Canisy en Normandie médiéval
Dans ses origines les plus anciennes, Canisy semble avoir été un domaine royal. Selon la tradition, en 874, le roi Charles le Chauve (v. 823–877) aurait offert asile, dans son domaine de Canisy, à l’évêque de Nantes, Landran, dont la cité épiscopale venait d’être détruite par une expédition viking.
La Normandie du XIᵉ siècle est profondément marquée par la figure illustre de Guillaume le Conquérant (v. 1027–1087). C’est à cette époque charnière que remontent les origines du château de Canisy, lorsque Hugues de Carbonnel fit ériger une forteresse de type normand sur ces terres.
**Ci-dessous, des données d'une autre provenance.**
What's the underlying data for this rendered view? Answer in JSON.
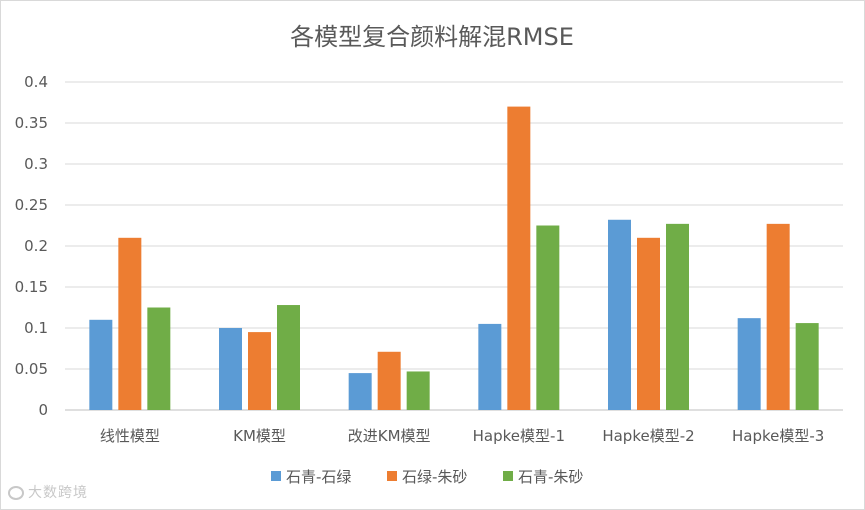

Fidèle compagnon de Guillaume, Hugues prit part à la célèbre bataille d’Hastings en 1066, qui scella la domination normande sur le royaume d’Angleterre.
L’historien et archéologue Charles de Gerville, au XIXᵉ siècle, aurait identifié l’emplacement d’une ancienne motte féodale, située au bout d’une courte allée partant de l’actuelle demeure et menant vers la vallée où coule la petite rivière de la Joigne (à proximité de l’actuel enclos des chèvres naines). Ce site aurait porté le nom de « Château-Robert (ou Hubert) ». Bien qu’aucune trace de maçonnerie n’ait pu être relevée, Gerville observa un modelé du terrain suggérant l’existence d’un ancien « emplacement considérable ».
Grâce à l’une des grandes innovations administratives de Guillaume le Conquérant le Domesday Book (1085-1086), vaste recensement des terres, des ressources et des tenanciers – nous conservons aujourd’hui des traces précieuses de cette époque. Hugues de Carbonnel y figure comme tenant-in-chief, c’est-à-dire détenteur direct de terres octroyées par le roi, notamment dans le Herefordshire, selon les mentions du Falaise Roll.
Deux autres membres de la famille, Hubert et Harold de Carbonnel, prirent également part à la conquête. Hubert combattit aux côtés de Guillaume, tandis qu’Harold de Carbonnel, compagnon de Rollon, est cité dans certaines sources, tout comme un certain Monsieur de Gerville, également mentionné dans le sillage de cette épopée.
La lignée des Carbonnel demeura fidèle à l’esprit de croisade. Trente ans plus tard, en 1096, des descendants de la famille participèrent à une expédition en Terre sainte, sous la bannière du duc Robert Courteheuse, fils de Guillaume le Conquérant, dans le cadre de la première croisade contre les Sarrasins. En 1145, Henri de Carbonnel s’illustra à son tour lors de la deuxième croisade, menée sous les ordres du duc Geoffroy V d’Anjou.
En 1862, une liste commémorative fut installée dans l’église Notre-Dame de Dives-sur-Mer, lieu symbolique d’où partit l’expédition normande vers l’Angleterre. Cette liste, recensant les compagnons de Guillaume lors de la conquête, mentionne à la ligne 39 le nom des Carbonnel, témoignant ainsi de manière tangible de leur rôle dans cet épisode historique.
Au XIIIᵉ siècle, sous le règne de Philippe Auguste, Hubert de Carbonnel est attesté comme seigneur de Canisy à partir de 1245. La seigneurie demeurera dans la famille jusqu’en 1752.
Au XVe siècle, Guillaume de Carbonnel entreprend la reconstruction de la forteresse, alors en ruines après les destructions causées par les Anglais.
Malgré une résistance courageuse, il est contraint de capituler devant le duc de Gloucester, et ses biens sont confisqués. Toutefois, après l’expulsion des Anglais en 1450, il recouvre ses terres et ses titres.